On our way to school at 7:00, the oldest asked “Why is my phone in SOS? Did you not pay the bill?”
My reply: “I don’t know, yes, and you don’t need it at school anyway.”
By the time I got home, nothing that we use to access the interwebs or phones worked. We were part of the AT&T snafu - and frankly, I was fine with it. I used the quiet to catch up on some deep work that needed my attention. I also remember a time when that was the glorious norm.
AT&T Screwed Up Twice That Day (at least!)
I do crisis planning and management for a living - and here is the first rule for any crisis:
Your client should hear about the mistake or gap in service from you first.

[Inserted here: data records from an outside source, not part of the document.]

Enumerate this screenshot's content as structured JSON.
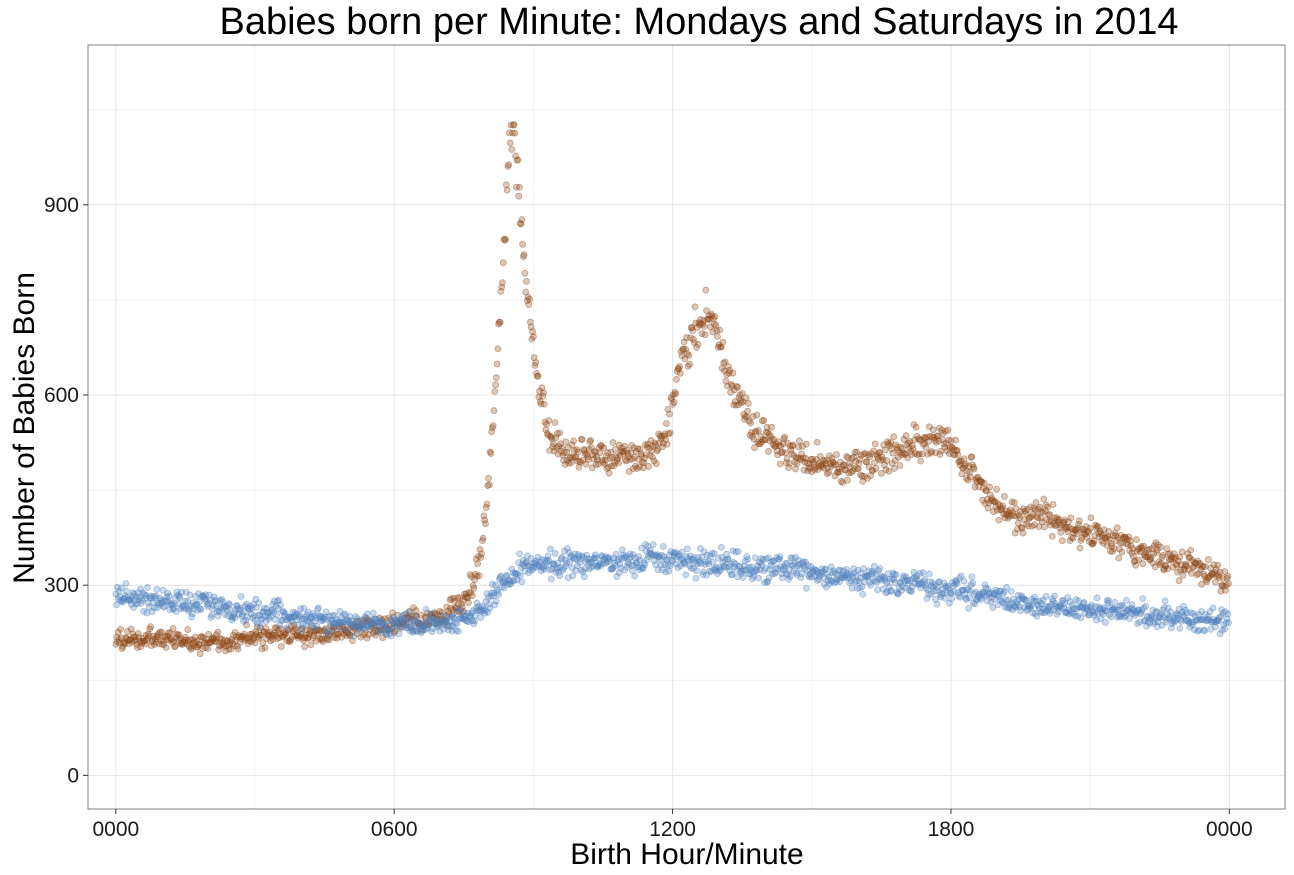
{
  "chart_data": {
    "type": "scatter",
    "title": "Babies born per Minute: Mondays and Saturdays in 2014",
    "xlabel": "Birth Hour/Minute",
    "ylabel": "Number of Babies Born",
    "x_ticks": [
      {
        "value": 0,
        "label": "0000"
      },
      {
        "value": 360,
        "label": "0600"
      },
      {
        "value": 720,
        "label": "1200"
      },
      {
        "value": 1080,
        "label": "1800"
      },
      {
        "value": 1440,
        "label": "0000"
      }
    ],
    "y_ticks": [
      {
        "value": 0,
        "label": "0"
      },
      {
        "value": 300,
        "label": "300"
      },
      {
        "value": 600,
        "label": "600"
      },
      {
        "value": 900,
        "label": "900"
      }
    ],
    "xlim": [
      -36,
      1512
    ],
    "ylim": [
      -53,
      1152
    ],
    "grid": true,
    "legend": "none",
    "series": [
      {
        "color": "#8B4513",
        "profile_points": [
          [
            0,
            215
          ],
          [
            60,
            215
          ],
          [
            120,
            210
          ],
          [
            180,
            218
          ],
          [
            240,
            222
          ],
          [
            300,
            228
          ],
          [
            360,
            238
          ],
          [
            420,
            248
          ],
          [
            450,
            275
          ],
          [
            470,
            330
          ],
          [
            480,
            430
          ],
          [
            490,
            600
          ],
          [
            500,
            800
          ],
          [
            508,
            960
          ],
          [
            513,
            1030
          ],
          [
            520,
            950
          ],
          [
            530,
            780
          ],
          [
            545,
            620
          ],
          [
            560,
            540
          ],
          [
            580,
            500
          ],
          [
            620,
            505
          ],
          [
            660,
            500
          ],
          [
            700,
            515
          ],
          [
            715,
            560
          ],
          [
            730,
            650
          ],
          [
            750,
            705
          ],
          [
            768,
            730
          ],
          [
            780,
            680
          ],
          [
            800,
            600
          ],
          [
            830,
            540
          ],
          [
            880,
            500
          ],
          [
            940,
            485
          ],
          [
            1000,
            505
          ],
          [
            1040,
            530
          ],
          [
            1080,
            515
          ],
          [
            1110,
            470
          ],
          [
            1140,
            425
          ],
          [
            1170,
            405
          ],
          [
            1200,
            410
          ],
          [
            1240,
            385
          ],
          [
            1290,
            370
          ],
          [
            1340,
            350
          ],
          [
            1400,
            325
          ],
          [
            1440,
            300
          ]
        ]
      },
      {
        "color": "#4F81BD",
        "profile_points": [
          [
            0,
            285
          ],
          [
            60,
            275
          ],
          [
            120,
            268
          ],
          [
            180,
            258
          ],
          [
            240,
            250
          ],
          [
            300,
            240
          ],
          [
            360,
            238
          ],
          [
            420,
            240
          ],
          [
            460,
            250
          ],
          [
            480,
            270
          ],
          [
            500,
            300
          ],
          [
            530,
            330
          ],
          [
            600,
            335
          ],
          [
            700,
            340
          ],
          [
            800,
            330
          ],
          [
            900,
            320
          ],
          [
            1000,
            305
          ],
          [
            1100,
            290
          ],
          [
            1200,
            265
          ],
          [
            1300,
            258
          ],
          [
            1400,
            245
          ],
          [
            1440,
            240
          ]
        ]
      }
    ]
  }
}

I wasn’t bothered by the outage, I was bothered that the company I pay plenty of money did not let me know about the outage. They didn’t text me (I still had wifi), they didn’t email, they didn’t post anything on social media, nor did they put a notice on the website. NOTHING - not even a carrier pigeon or press statement.

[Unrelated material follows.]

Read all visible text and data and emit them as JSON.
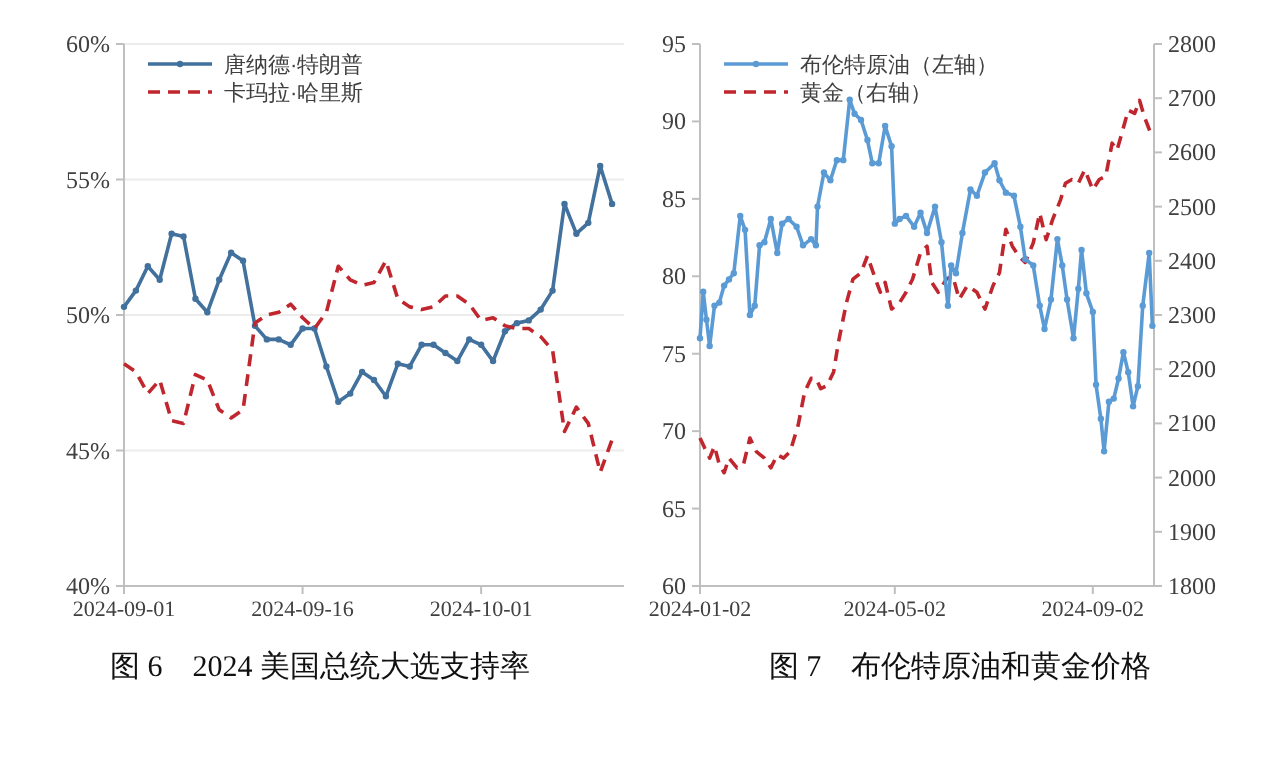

I finally found the update buried on The Drudge Report quoting a Dailymail (UK) article. YEP - I had to rely on the British for an update on my cell service.
You will one day have a crisis. You will one day make a mistake. You will one day miss a client deadline. Rule #1: let the client know immediately that you are aware of it and have either resolved the issue or have delayed everything else to resolve it. Let them know in as many modes as possible (text, call, email, social media post, press release, etc.)
Everyone messes up, that is a given. Trust is strengthened when we own it. Trust is destroyed when we remain silent in the face of it.
This is all part of my Crisis Proofing Your Business Plan. Know what you will communicate and to whom it will go BEFORE you need it.